Hate and excitement instead of sadness
Right-wing circles deliberately hide details to integrate Taleb A. into their enemy image: for them he is an Arab seeking asylum. They advocate simple solutions where the problems are particularly complex. The fact that Taleb A. is an outspoken supporter of leading right-wing extremist actors and has repeatedly shared their messages and racist ideologies apparently goes unnoticed on social networks.

It is half past seven in the evening and on Saturday evening right-wing extremist slogans echo across the Willy-Brandt-Platz in Magdeburg. “Antifa bastards” and “remigration!” shouted a few young men, as German media reported. Small groups of people dressed in black always arrive at the central station. Two young migrants arrive at the train station and are jostled and pushed by men. Other right-wing extremists arrive and police rush to separate the attackers from the migrants.

A user

Hundreds of neo-Nazis hang around Magdeburg’s central station on Saturday evening. Earlier, a right-wing extremist demonstration in the city center had dispersed. The nationalist splinter party “Die Heimat”, formerly the NPD, backed by other right-wing extremist groups, called for the event to stoke anti-migrant sentiment. According to the police, more than two thousand people gathered under the motto ‘Demonstration against Terror’. Thorsten Heise, an activist with multiple criminal convictions and head of ‘Heimat’, gave the crowd rousing inflammatory speeches.

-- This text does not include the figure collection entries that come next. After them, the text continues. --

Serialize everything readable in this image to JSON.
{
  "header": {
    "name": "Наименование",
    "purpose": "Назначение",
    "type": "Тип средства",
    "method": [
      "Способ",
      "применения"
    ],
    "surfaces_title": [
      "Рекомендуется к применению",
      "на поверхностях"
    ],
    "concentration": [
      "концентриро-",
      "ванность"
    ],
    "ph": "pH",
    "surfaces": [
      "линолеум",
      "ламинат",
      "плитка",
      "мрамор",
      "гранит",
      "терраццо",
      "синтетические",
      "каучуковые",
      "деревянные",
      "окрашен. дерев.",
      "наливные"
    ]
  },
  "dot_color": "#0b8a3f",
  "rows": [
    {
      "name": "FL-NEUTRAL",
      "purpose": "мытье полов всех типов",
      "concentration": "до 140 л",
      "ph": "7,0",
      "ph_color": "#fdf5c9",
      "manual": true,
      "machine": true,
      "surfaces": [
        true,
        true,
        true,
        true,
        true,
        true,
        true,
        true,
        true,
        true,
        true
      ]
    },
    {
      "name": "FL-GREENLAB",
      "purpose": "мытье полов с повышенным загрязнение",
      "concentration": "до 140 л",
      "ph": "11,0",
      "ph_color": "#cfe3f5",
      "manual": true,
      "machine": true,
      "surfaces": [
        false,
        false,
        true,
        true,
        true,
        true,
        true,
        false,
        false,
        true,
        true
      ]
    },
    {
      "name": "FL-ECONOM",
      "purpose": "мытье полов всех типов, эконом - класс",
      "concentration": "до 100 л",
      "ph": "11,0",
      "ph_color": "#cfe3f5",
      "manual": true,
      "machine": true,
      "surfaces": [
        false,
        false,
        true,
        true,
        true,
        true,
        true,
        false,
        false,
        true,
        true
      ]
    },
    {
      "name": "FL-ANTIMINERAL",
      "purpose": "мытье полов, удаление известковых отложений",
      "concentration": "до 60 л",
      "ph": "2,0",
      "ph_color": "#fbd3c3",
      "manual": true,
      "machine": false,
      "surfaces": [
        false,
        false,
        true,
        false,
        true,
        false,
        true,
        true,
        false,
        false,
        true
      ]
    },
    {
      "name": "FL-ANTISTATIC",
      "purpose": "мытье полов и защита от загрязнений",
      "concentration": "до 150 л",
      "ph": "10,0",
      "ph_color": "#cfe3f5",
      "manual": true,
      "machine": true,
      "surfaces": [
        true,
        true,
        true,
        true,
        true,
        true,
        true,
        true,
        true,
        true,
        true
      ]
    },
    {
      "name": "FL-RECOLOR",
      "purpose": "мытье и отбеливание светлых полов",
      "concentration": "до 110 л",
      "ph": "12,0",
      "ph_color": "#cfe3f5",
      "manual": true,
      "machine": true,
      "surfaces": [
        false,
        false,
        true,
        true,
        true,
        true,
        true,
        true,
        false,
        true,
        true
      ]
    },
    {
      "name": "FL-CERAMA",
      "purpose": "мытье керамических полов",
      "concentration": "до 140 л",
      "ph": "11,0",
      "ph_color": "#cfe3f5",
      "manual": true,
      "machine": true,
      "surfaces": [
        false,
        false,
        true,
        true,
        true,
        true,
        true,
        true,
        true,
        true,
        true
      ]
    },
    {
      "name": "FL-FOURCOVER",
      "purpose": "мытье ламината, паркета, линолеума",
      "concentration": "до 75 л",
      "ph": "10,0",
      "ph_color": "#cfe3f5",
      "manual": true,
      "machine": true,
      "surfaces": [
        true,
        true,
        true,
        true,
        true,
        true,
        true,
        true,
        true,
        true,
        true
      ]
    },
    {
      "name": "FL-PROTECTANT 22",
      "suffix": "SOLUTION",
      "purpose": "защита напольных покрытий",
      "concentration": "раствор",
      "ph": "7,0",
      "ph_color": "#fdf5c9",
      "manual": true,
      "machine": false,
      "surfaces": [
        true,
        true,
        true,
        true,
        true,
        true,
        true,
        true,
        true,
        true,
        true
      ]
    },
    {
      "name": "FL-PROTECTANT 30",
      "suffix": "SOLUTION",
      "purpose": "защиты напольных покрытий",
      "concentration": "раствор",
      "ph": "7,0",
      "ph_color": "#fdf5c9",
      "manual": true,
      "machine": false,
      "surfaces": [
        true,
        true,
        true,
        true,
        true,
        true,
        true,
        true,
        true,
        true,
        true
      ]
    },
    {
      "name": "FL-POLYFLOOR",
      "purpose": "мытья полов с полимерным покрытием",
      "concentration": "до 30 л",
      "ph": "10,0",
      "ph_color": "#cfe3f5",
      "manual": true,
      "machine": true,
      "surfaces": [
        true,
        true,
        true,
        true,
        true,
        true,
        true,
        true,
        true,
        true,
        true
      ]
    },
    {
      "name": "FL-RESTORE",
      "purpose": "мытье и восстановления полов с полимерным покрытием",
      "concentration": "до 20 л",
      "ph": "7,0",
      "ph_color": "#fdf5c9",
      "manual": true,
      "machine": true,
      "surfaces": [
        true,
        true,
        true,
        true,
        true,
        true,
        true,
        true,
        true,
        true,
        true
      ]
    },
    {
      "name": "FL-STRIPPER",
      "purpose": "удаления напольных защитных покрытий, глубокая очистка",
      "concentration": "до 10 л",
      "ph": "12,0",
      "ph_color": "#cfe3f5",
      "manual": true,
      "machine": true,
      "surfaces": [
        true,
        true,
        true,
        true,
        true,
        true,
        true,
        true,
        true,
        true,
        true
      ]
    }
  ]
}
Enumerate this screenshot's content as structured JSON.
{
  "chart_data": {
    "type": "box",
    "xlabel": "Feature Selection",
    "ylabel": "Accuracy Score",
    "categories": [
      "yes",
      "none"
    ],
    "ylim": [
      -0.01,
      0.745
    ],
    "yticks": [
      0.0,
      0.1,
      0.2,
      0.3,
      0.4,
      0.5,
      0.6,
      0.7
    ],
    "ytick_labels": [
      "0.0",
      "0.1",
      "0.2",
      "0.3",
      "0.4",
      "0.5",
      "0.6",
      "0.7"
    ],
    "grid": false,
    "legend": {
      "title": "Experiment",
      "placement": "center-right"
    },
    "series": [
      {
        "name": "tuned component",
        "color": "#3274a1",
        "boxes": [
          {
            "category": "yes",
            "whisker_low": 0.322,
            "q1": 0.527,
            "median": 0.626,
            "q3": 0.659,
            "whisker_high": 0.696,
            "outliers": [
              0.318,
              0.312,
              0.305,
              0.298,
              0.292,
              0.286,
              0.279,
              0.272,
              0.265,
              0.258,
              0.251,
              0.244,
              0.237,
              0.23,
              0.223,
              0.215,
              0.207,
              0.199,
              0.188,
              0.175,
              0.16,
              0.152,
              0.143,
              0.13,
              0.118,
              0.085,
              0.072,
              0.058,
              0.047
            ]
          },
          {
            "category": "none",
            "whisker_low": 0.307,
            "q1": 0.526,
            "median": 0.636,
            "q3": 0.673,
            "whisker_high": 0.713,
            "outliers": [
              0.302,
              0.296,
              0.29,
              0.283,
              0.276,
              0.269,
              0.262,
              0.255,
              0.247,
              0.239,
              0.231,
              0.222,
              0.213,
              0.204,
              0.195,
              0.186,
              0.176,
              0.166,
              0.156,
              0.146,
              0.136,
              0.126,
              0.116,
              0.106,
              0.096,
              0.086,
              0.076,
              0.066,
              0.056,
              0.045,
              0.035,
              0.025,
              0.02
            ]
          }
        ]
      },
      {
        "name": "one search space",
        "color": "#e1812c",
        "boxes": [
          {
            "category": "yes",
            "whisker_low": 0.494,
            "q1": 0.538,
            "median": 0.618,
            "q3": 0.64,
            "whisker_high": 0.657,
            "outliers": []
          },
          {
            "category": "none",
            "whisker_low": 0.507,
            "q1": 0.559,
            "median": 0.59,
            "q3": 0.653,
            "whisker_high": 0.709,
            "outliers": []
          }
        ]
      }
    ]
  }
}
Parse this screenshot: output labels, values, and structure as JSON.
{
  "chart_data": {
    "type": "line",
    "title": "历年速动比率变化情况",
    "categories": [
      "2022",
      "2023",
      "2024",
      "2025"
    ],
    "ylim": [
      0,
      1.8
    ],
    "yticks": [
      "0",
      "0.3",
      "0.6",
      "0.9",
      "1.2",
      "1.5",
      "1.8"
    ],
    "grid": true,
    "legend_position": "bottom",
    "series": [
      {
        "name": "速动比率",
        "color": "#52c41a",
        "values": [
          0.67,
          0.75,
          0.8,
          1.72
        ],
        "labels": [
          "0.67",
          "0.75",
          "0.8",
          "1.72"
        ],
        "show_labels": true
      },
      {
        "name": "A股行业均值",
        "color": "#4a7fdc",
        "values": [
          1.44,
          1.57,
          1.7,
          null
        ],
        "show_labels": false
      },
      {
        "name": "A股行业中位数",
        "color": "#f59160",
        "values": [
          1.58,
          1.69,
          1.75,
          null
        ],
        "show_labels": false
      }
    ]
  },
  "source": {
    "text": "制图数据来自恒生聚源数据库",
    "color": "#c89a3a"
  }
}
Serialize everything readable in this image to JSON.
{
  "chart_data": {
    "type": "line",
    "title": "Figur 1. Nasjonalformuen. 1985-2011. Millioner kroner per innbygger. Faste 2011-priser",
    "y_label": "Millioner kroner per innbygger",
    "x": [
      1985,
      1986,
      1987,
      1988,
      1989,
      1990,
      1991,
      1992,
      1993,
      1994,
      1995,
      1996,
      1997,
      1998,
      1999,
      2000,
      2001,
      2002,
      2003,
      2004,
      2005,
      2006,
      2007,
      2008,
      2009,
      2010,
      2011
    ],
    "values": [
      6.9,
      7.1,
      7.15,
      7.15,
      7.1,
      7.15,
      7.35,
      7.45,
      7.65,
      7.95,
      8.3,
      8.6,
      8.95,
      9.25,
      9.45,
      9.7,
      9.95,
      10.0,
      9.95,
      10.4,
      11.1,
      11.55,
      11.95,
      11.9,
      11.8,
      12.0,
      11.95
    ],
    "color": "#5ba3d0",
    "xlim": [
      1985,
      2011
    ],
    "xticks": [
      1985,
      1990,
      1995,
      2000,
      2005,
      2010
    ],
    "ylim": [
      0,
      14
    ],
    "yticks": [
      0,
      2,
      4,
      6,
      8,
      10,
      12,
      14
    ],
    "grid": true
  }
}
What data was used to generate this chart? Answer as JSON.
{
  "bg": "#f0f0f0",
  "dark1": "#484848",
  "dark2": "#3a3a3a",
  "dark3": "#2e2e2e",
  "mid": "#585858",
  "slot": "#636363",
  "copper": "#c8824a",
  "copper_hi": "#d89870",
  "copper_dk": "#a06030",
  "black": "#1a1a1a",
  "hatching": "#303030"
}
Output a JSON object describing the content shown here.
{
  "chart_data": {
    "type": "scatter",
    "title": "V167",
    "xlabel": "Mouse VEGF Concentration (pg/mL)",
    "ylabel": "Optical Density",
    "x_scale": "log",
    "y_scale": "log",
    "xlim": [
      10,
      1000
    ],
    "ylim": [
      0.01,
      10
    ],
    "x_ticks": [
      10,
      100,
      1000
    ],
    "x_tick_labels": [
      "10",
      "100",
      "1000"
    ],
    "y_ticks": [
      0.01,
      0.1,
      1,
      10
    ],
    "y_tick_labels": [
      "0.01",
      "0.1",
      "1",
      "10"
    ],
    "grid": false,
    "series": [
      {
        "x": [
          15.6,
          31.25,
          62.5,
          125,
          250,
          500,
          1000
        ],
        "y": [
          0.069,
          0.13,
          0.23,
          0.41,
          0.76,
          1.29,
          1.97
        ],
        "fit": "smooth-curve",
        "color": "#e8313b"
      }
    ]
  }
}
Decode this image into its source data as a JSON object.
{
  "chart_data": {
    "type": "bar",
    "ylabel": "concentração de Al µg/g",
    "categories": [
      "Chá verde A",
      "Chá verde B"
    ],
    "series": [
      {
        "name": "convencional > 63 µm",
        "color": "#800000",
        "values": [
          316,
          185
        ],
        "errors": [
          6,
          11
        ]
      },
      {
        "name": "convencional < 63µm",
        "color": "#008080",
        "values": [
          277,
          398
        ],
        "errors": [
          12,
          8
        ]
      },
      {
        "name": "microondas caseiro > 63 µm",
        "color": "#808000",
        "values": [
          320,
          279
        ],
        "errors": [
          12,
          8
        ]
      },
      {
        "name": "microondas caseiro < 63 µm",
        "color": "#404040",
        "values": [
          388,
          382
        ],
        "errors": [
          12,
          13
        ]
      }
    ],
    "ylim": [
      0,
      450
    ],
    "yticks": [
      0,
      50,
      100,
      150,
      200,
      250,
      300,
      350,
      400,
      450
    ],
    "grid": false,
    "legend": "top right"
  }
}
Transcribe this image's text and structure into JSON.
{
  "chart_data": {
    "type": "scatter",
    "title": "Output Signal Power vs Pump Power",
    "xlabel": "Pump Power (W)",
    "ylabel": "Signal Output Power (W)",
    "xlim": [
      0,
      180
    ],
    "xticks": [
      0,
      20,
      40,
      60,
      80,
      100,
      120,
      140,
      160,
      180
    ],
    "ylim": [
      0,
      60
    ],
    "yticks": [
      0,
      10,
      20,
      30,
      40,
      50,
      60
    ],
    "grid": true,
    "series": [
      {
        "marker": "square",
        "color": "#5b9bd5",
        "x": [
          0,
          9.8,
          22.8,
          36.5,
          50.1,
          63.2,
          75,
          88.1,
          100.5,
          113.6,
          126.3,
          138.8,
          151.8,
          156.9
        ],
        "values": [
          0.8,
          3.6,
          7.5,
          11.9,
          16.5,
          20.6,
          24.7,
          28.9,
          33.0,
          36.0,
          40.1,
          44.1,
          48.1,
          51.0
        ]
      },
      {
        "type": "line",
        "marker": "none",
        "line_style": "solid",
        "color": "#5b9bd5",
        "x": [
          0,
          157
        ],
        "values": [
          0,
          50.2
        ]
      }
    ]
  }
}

“Be the other side of the same coin”
The state network of migrant organizations in Saxony-Anhalt is shocked by the political instrumentalization of the attack on the Magdeburg Christmas market. “Magdeburg must not become a scene of right-wing agitation,” the network explained. Employees and members of the association have already confirmed several attacks, threats and insults.

In addition to the false information circulating in the right-wing media You hate this country and its values ​​and are simply the other side of the same coin.”

Nowadays, sport is also taking a step back, pausing and remembering the victims. At a third division match on Saturday in Essen, a man wanted to use the silence to spread a racist slogan. The stadium responded decisively and unequivocally with shouts of ‘Nazis out’.

After the deadly car attack, the Public Prosecution Service applied for an arrest warrant against Taleb A. The car he was driving drove into a crowd at Magdeburg’s Christmas market at high speed on Friday evening. Four women aged 45, 52, 67 and 75 and a nine-year-old boy were killed, authorities said.